Football féminin : À Guingamp, le grand bond en avant ?

Le championnat de D1 Féminines s’est achevé samedi rendant ainsi son verdict pour la section féminine de l’En Avant Guingamp. Septièmes sur douze au classement, l’EAG a vécu une saison moins agitée que la précédente. Rappelez-vous, il y a maintenant plus d’un an, les joueuses de Guingamp exerçaient leur droit de grève. Elles reprochaient alors leurs mauvaises conditions de travail. Après un changement d’entraîneure et le départ de plusieurs joueuses, l’heure est au bilan.

« C’était un cri du coeur, un ras-le-bol. » Entre déplacement en bus, panier-repas à leur charge et vestiaires insalubres, la liste des reproches des joueuses de l’En Avant Guingamp (EAG) était longue et chargée. Des conditions de travail précaires que les footballeuses de D1 ont dénoncé lors d’une grève le 8 février 2018. Un jeudi pas tout à fait comme les autres puisque Corinne Diacre, sélectionneure de l’Équipe de France de football féminine, se rend en Bretagne pour assister à l’entraînement de l’EAG. Problème, les joueuses et le staff font grève.

Motif invoqué ? Un désaccord sur les primes de Coupe de France.
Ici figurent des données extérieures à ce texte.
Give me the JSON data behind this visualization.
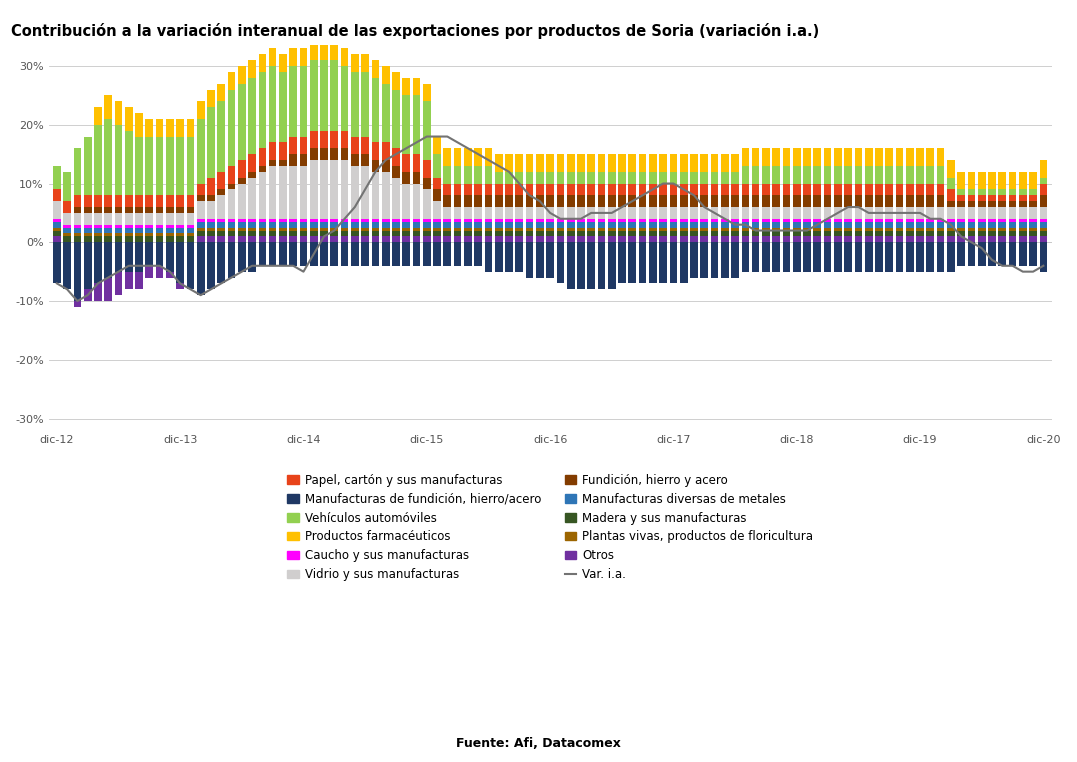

Or, le mal serait plus profond. Le groupe reproche au club de mauvaises conditions de travail qui se caractériseraient par un manque de moyen et d’écoute. Le président Bertrand Desplat décide alors de suspendre le groupe pour les 8èmes de finale de Coupe de France du 11 février face à Brest (défaite 3-0 des U19). Une sanction qu’il lève dès le lundi 12 février. Le lendemain, la direction du club reçoit chaque joueuse pour échanger.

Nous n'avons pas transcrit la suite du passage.